Resources and activities available to learn about changes in the threat environment.

• Can be used for predictive risk.
• OSINT tools/methods
• Vulnerability databases
• Threat feeds
• Indicators of Compromise (IoCs) - like file hashes, signatures, …

OSINT #

• Key is to find up-to-date sources
• Examples

Proprietary & Closed-Source Intelligence #

• Might provide, better, curated and quality threat feeds

Use multiple feeds #

To cross check if any is slow or not updating

Threat Maps #

Geographic view of threat intelligence, but notoriously unreliable (VPNs, proxies, …)

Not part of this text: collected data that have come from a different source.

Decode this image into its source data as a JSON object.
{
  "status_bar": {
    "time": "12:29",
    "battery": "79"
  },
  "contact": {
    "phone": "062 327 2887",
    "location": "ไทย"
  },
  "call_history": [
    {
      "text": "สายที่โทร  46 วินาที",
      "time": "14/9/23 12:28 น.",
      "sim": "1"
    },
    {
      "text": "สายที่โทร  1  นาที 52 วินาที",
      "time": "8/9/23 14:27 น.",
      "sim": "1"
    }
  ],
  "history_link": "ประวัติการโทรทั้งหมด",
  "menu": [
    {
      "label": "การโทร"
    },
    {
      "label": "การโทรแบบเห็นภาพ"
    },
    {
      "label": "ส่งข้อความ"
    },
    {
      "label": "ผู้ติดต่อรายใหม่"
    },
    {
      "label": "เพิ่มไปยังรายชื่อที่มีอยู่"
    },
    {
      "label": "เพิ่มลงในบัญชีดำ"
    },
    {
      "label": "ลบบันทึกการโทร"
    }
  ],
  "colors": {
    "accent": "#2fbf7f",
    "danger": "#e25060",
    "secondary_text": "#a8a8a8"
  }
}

Assessing Threat Intelligence #

regardless of the source, assessment is required

• Is it timely?
• Is this information accurate? - Can you rely on provided information? Often correct?
• Is this information relevant? - Might not be relevant to your organization
• Confidence Score - Filter/assess data based on how much you trust it.
  • The lower the score, one should be cautious to make important decisions, but not ignore the source
  • The higher the score, the more trust and confidence can go in major decisions.
• Many threat feeds provide a score. For example:
  • 90 - 100: Confirmed - multiple sources and direct analysis to confirm its true
  • 70 - 89: Probable - Depends on logical inference
  • 50 - 60: Possible - agreed with the analysis but assessment not confirmed
  • 30 - 49: Doubtful - Possible but not the most likely option, but there is no information that allows to disprove it
  • 2 - 29: Improbable - Possible but refuted by others
  • 1 : Discredited - Just plain not true

Threat Indicator Management & Exchange - standardized communication protocols #

• Structured Threat Information eXpression (STIX) - A structured language for cyber threat intelligence
• Trusted Automated eXchange of Intelligence Information (TAXII) - A transport mechanism for sharing cyber threat intelligence
• See Github

Information Sharing Organizations #

• Industry-specific collaborative organizations that facilitate trusted human + machine
• Information Sharing and Analysis Centers (ISACs) - for infrastructure owners and operators
• National ISACS

Conducting Your Own Research. #

• Vendor security information sites
• Academic Journals and Technical Publications
• Conferences and meetups
• Social Media accounts of security professionals.